In early April (and coincidentally the same day I learned my main contracting job was laying me off), I decided to reach back out to the third doctor because I (correctly) assumed they were only doing telehealth consults due to the pandemic. My goal for a consult was to find out if it even made sense to try to get pregnant with donor eggs, or if that was a lost cause entirely. The video appointment was set for April 27.

Yesterday I met with that doctor via video conference and spoke with him for more than an hour. I learned about his and the office’s philosophy on various treatment protocols and tests along with their donor egg options, and I gave him my long fertility background and asked a bunch of questions. Basically, he believes that my donor egg transfers failed because of the eggs (they were from an unproven donor, which means those eggs hadn’t been used in anyone else yet so pregnancy rate was unknown), and that getting pregnant with donor eggs isn’t necessarily an impossibility for me.

There are some tests he’d like to run on me (a uterine exam and a sonohistogram to see where my existing fibriods live) and my husband (an updated sperm analysis, genetic testing to ensure a donor doesn’t carry the same recessive genes, if any exist), but those can be done before we decide whether or not to move ahead and try donor eggs again. If my medical exams show that pregnancy isn’t possible without surgery to remove fibroids again, I’m not sure I want to go through that again.
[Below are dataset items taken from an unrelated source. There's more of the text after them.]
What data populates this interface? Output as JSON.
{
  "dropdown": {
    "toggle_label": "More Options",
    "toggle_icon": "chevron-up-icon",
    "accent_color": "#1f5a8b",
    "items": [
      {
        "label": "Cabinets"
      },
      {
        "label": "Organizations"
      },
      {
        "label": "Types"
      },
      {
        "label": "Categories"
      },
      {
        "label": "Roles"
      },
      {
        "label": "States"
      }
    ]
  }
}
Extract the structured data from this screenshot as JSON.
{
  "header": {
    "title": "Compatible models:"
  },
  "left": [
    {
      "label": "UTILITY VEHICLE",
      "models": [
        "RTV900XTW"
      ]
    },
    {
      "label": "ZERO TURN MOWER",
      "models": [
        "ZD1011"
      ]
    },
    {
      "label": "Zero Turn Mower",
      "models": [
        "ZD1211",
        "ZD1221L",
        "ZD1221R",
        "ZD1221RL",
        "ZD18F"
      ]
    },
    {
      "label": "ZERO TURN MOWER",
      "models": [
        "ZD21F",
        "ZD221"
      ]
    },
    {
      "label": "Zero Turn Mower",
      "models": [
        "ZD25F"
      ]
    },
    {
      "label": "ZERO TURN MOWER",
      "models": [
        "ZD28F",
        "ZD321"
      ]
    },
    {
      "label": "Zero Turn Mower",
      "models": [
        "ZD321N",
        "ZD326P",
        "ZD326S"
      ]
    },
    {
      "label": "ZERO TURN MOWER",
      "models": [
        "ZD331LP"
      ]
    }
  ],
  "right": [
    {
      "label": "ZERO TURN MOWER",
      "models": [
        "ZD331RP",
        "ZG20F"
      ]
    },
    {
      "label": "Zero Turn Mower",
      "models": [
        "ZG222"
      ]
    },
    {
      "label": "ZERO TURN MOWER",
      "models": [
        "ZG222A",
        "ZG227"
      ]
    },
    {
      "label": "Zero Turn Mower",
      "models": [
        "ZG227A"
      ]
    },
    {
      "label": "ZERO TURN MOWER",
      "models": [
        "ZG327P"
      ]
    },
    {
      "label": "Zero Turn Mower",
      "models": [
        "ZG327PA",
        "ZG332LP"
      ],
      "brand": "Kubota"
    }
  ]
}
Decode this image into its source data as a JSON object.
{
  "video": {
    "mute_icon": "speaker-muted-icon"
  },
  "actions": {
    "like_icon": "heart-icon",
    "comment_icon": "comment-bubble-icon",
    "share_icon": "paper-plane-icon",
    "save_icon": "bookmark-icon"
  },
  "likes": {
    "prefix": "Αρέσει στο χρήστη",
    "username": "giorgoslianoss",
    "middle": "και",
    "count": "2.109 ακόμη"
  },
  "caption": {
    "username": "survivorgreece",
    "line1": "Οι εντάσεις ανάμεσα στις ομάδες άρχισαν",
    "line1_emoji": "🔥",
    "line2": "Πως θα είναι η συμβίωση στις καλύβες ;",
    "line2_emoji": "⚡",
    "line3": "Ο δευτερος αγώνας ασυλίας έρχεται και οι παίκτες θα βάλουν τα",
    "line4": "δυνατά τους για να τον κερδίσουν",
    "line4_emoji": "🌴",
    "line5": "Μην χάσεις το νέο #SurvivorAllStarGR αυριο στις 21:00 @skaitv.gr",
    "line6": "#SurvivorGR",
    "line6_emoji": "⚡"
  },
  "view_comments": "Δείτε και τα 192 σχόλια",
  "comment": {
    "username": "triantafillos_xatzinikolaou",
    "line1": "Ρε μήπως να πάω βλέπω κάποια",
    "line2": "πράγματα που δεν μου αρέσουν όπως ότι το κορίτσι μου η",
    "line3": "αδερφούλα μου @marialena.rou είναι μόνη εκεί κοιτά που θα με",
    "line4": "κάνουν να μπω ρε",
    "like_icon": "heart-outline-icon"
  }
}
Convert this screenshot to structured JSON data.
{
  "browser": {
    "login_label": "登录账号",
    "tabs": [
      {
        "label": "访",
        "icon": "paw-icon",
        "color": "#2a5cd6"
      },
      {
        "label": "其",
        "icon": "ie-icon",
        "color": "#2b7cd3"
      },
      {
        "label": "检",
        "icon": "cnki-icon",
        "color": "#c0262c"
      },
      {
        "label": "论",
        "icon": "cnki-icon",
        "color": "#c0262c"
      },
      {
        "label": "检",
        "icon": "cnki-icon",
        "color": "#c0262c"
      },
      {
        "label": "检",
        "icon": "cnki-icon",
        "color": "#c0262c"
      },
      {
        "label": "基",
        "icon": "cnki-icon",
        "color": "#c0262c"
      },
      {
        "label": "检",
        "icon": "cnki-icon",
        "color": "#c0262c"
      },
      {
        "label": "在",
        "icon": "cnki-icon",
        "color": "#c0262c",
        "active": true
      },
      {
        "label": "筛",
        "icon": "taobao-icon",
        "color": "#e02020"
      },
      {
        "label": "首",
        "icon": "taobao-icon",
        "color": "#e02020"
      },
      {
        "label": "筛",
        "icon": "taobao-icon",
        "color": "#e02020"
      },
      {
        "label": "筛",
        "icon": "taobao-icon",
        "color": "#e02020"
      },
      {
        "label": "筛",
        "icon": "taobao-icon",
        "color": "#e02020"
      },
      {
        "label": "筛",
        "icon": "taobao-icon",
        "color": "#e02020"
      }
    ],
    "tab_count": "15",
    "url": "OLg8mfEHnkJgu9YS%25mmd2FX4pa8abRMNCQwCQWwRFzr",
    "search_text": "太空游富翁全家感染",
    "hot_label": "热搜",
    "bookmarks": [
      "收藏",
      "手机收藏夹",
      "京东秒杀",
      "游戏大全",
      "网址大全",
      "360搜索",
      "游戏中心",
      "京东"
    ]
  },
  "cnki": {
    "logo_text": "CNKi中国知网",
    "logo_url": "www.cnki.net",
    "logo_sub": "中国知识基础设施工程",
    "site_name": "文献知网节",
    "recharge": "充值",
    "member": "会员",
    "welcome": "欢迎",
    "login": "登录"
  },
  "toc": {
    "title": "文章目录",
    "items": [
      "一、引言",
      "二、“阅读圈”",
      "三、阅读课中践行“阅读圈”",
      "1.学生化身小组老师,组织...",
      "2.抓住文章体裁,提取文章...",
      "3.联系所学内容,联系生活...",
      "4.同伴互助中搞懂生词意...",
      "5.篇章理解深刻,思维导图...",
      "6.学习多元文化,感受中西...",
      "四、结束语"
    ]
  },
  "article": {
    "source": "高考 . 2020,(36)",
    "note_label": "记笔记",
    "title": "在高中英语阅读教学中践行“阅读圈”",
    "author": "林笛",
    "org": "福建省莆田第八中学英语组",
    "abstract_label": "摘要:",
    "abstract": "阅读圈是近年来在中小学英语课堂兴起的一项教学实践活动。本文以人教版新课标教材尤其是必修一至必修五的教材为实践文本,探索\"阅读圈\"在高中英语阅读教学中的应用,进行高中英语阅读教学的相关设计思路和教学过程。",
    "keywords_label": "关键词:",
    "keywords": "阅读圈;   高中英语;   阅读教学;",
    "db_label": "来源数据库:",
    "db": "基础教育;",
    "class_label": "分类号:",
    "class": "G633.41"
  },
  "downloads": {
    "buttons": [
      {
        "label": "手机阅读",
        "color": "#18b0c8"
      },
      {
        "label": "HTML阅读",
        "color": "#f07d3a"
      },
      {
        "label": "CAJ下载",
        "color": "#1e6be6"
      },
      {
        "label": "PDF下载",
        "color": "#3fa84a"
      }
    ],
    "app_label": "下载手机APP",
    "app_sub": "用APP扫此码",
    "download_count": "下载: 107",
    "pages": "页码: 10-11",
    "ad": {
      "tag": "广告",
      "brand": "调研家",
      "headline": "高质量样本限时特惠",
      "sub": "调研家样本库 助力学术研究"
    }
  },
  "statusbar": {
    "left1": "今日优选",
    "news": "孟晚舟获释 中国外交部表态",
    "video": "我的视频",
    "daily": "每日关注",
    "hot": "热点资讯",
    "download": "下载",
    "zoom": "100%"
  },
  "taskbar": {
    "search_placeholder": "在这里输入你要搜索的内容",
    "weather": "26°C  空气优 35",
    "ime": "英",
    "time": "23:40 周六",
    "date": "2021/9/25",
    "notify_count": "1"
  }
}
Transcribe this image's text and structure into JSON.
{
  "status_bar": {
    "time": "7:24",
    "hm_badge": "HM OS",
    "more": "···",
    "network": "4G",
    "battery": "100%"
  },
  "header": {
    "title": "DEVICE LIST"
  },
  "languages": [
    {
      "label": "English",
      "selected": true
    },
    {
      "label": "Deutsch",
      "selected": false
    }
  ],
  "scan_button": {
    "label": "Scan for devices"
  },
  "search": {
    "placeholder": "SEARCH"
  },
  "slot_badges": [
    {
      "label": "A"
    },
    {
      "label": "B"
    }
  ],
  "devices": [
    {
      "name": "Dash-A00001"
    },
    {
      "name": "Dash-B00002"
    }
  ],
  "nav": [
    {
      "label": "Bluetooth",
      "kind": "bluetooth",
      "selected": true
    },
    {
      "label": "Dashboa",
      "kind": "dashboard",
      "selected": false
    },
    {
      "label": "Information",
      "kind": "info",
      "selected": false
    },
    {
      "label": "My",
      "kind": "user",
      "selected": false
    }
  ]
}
But, the biggest question I had for the doctor was on timing. If we decide to try donor eggs again, would the chance of success be significantly reduced if I wait for several (or many) months before beginning treatment? Given the pandemic, I’m not comfortable driving up to Atlanta on a regular basis (and staying overnight, since their office is on the far side of the city and would be close to a 4-hour drive one way) for testing and treatment and monitoring and whatnot. The doctor doesn’t think it will make a big difference whether we try now or try in early 2021, but realistically, nobody has any idea when it will be safe to be near other people again.

So here we are. It’s almost May. We finally had a weekend without a severe storm threat and worries about basement flooding. We adopted a new dog last week because the house was empty and we’re obviously not going anywhere in July this year. We have a potential new path forward in terms of fertility options, but can’t act on it until it’s safe to be around other people and travel, and that date is a complete unknown. Yes, thinking about fertility treatment in the midst of a pandemic feels weird, especially as I watch so many parent friends struggle and pregnant friends worry, but it’s definitely on our minds, even if we’re not as vocal about it right now.